The deanery was historically called Karmsund prosti, a deanery dating back to the middle ages.  It historically encompassed all of the areas surrounding the Karmsund strait, west of Ryfylke.  By 2006, the membership of the deanery had grown so large, it was divided into two: all of the parishes in the municipality of Karmøy were moved to the new Karmøy prosti and the rest remained in the deanery which was renamed Haugesund prosti. In 2013, the parishes from Vindafjord were moved here, and the deanery was renamed Haugaland prosti.

Jæren prosti 
This deanery covers the west-central part of Rogaland county, south of the city of Stavanger, including the municipalities of Gjesdal, Hå, Klepp, and Time.  The deanery is headquartered in the town of Bryne in the municipality of Time.  There is one parish () in this deanery that crosses municipal boundary lines.  The Frøyland og Orstad parish includes parts of both Time and Klepp municipalities.  This is the only such parish in Norway.

Prior to 1922, the deanery was called . The deanery of Jæren has been around since the middle ages and it has always included the coastal areas south of the city of Stavanger.
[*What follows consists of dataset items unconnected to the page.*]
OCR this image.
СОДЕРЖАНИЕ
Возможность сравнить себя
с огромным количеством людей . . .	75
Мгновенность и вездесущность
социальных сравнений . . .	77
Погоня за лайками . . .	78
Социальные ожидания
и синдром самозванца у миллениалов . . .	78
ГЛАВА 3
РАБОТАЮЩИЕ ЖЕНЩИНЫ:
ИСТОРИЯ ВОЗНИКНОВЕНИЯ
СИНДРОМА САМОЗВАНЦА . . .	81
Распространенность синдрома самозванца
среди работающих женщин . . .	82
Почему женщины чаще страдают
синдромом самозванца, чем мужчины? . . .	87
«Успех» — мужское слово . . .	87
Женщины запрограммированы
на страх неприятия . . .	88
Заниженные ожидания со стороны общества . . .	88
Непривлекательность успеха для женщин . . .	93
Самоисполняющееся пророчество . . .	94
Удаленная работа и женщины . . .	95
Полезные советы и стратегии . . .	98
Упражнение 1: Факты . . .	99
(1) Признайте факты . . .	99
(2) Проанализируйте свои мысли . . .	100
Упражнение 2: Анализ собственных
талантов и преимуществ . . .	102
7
In 1988, the parishes of Randaberg and Høle transferred from Ryfylke prosti to Jæren prosti and the Ogna parish was transferred from Dalane prosti to Jæren.  On 1 May 1997, the parishes in Sola and Sandnes municipalities were separated from Jæren deanery to form the new Sandnes prosti.

Karmøy prosti 
This deanery covers the municipality of Karmøy which includes the island of Karmøy and a small area on the mainland of northwestern Rogaland county.  The deanery is headquartered in the village of Avaldsnes in the municipality of Karmøy.  The deanery was created on 1 January 2006 when it was split off from the old Karmsund prosti.  The remainder of the old deanery was renamed Haugesund prosti.

Ryfylke prosti 
This deanery covers the northeastern part of Rogaland county, including the municipalities of Sauda, Suldal, Hjelmeland, and Strand.  The deanery is headquartered in the village of Hjelmelandsvågen in the municipality of Hjelmeland.

Historically, there was a Ryfylke deanery since the Middle Ages.  Over time, its boundaries were changed and moved. On 1 March 1988, the deanery was renamed Nordre Ryfylke prosti (and at the same time, the old Hetland prosti was renamed Søre Ryfylke prosti). Also on that date, Hjelmeland was transferred from Nordre Ryfylke to Søre Ryfylke. In 2013, Nordre Ryfylke prosti and Søre Ryfylke prosti were merged to form the present Ryfylke prosti. In 2020, the Forsand area was moved from here to the neighboring Sandnes prosti.

Sandnes prosti 
This deanery covers the municipality of Sandnes in the west-central part of Rogaland county.  The deanery is headquartered in the town of Sandnes.  The deanery was created in 1998 when the parishes in Sola and Sandnes municipalities were removed from the deanery of Jæren.  In 2006, the parishes in Sola were transferred to the Tungenes deanery, leaving just the parishes in Sandnes in this deanery. In 2020, the Forsand area was moved from Ryfylke prosti to this one.

Tungenes prosti 
This deanery covers the central part of Rogaland county, in the area around the Boknafjorden.  It includes the municipalities of Randaberg, Kvitsøy, and Sola, plus the eastern island portion of Stavanger.  The deanery is headquartered in the village of Randaberg in the municipality of Randaberg.  The deanery was created in 1998 when the parishes in Randaberg and Kvitsøy were removed from Jæren prosti along with six parishes from the Stavanger domprosti (Madlamark, Hafrsfjord, Sunde, Tasta, Vardeneset, and Tjensvoll).  In 2006, several other changes took place:  Tjensvoll was moved to the new Ytre Stavanger prosti, all of the parishes in Sola were moved here from Sandnes prosti, and all of the parishes in Rennesøy and Finnøy were moved here from Søre Ryfylke prosti.

Ytre Stavanger prosti 
This deanery covers the outer parts of the city of Stavanger in western Stavanger Municipality in Rogaland county. The deanery is headquartered in Madlamark in the western part of the city of Stavanger.  This deanery was created on 1 January 2006 when five parishes from Tungenes deanery (Madlamark, Hafrsfjord, Sunde, Tasta, and Vardeneset) and three parishes from Stavanger arch-deanery (Hinna, Hillevåg, and Gausel) were combined to form a new deanery that surrounds the city centre of Stavanger.